Users require an AU NetID that has been provisioned for AUHPCS, and a device configured for Duo two-factor authentication to access data transfer nodes.
General Intel compute nodes:
These nodes are candidates for bioinformatics, genomics, population science, mathematics, chemistry, and physics workloads with the most modest resource needs.
Middle memory Intel compute nodes:
These nodes are candidates for bioinformatics, genomics, population science, mathematics, chemistry, physics, and some modeling workloads with the additional resource needs. It is also likely these nodes would be suitable for pharmaceutical, molecular biology, and simulation workloads.
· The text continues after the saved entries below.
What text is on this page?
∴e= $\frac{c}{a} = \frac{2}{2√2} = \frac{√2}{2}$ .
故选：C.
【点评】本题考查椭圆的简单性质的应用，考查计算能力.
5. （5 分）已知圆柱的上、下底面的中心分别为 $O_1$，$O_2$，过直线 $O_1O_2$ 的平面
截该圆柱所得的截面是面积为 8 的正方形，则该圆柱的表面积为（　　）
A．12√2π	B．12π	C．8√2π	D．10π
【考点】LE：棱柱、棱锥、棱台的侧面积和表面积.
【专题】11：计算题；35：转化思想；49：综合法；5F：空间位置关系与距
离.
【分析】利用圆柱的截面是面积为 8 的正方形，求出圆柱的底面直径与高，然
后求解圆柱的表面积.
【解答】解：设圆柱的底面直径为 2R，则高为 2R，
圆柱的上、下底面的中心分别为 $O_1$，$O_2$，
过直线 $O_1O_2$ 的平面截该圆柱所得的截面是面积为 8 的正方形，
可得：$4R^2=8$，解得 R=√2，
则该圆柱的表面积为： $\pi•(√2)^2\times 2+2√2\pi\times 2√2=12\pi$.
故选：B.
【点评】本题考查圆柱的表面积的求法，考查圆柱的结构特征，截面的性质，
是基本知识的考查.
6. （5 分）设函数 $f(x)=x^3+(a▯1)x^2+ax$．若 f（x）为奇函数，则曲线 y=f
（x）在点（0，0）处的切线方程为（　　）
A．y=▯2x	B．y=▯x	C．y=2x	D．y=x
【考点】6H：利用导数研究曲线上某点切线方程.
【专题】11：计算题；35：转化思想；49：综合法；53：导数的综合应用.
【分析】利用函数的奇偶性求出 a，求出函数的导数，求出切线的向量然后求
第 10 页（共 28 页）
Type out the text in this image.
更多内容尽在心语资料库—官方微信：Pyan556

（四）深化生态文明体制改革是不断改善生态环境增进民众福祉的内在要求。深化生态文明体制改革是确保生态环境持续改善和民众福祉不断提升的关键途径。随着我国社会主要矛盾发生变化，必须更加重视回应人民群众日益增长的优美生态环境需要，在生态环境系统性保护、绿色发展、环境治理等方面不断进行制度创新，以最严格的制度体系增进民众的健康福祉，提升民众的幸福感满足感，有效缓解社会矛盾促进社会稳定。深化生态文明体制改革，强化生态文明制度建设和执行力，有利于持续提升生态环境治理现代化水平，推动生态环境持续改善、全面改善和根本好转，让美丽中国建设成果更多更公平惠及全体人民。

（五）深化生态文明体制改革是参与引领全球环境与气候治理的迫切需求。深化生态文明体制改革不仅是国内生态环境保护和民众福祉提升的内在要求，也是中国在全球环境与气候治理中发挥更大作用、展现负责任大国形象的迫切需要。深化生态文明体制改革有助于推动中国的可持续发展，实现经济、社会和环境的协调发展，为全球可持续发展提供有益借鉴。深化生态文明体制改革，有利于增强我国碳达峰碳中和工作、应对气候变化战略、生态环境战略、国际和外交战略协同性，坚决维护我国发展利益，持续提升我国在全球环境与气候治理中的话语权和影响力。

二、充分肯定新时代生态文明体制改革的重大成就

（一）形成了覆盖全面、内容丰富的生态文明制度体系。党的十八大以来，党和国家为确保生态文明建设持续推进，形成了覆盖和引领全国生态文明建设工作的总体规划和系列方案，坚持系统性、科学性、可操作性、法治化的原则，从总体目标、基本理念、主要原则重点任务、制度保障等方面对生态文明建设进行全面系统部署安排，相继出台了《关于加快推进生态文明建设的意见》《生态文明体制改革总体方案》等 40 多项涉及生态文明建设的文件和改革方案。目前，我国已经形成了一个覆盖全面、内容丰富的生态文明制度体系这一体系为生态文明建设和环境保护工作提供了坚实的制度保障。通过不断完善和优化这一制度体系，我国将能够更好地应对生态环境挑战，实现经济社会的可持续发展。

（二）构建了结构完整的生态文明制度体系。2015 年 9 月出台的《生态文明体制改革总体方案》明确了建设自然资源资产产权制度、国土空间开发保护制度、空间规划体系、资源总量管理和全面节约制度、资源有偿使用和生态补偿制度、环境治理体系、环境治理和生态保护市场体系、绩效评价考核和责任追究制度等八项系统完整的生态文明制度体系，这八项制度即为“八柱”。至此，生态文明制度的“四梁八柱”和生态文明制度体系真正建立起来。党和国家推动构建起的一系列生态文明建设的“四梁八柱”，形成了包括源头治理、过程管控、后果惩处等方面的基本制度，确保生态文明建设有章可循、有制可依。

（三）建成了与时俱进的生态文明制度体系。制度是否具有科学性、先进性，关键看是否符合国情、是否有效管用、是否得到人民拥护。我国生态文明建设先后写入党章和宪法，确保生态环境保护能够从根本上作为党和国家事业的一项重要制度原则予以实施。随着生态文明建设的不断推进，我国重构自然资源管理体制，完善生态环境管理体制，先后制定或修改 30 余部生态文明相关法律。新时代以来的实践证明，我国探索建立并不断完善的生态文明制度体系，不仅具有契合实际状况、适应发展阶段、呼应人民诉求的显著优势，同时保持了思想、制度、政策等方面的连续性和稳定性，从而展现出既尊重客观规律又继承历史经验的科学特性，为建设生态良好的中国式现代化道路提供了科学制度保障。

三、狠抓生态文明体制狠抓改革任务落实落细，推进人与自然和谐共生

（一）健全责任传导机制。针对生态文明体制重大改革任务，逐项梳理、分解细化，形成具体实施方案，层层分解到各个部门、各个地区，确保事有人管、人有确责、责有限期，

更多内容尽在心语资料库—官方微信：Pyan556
High memory Intel compute nodes:
These nodes are candidates for bioinformatics, genomics, population science, mathematics, chemistry, physics, modeling, pharmaceutical, molecular biology, and simulation workloads with the largest resource needs
NVIDIA Quadro RTX - Intel compute nodes:
These nodes are candidates for data sciences, physics and life science modeling, artificial intelligence, inference, and simulation workloads with modest resource needs. These systems also include hardware features that can be used to accelerate complex simulations of the physical world such as particle or fluid dynamics for scientific and data visualization. They could also be used for film, video, and graphic rendering, or even special effects workloads.
NVIDIA Tesla T4 - Intel compute nodes:
These nodes are candidates for mathematics, data sciences, artificial intelligence, inference, machine learning, deep learning, and simulation workloads with modest resource needs.
NVIDIA A100 – AMD compute node:
This node provides the greatest end-to-end HPC platform performance in the cluster. It offers many enhancements that deliver significant speedups for largescale artificial intelligence, inference, deep learning, data analytics, and digital forensic workloads.
Research Technology systems administration staff can assist with most Red Hat Linux operating system, application, and system utility support. Enterprise support for Red Hat Linux can be extended to professional services if needed. However, because there is often commonality across many Linux distributions, Research Technology may be able to help support application and utilities on other distributions as well.
Research Technology HPC systems engineering and application staff can assist with many job submission script composition and troubleshooting tasks. However, it is important to understand that job submission script issues and debugging can be complex and support will often be a cooperative effort between users and staff.
Software will be made available to the cluster using the following methodologies.
To access AUHPCS researchers, faculty, or staff must meet the following requirements:
Once access is granted for approved compute projects adherence to AUHPCS governance policies is a continuing requirement.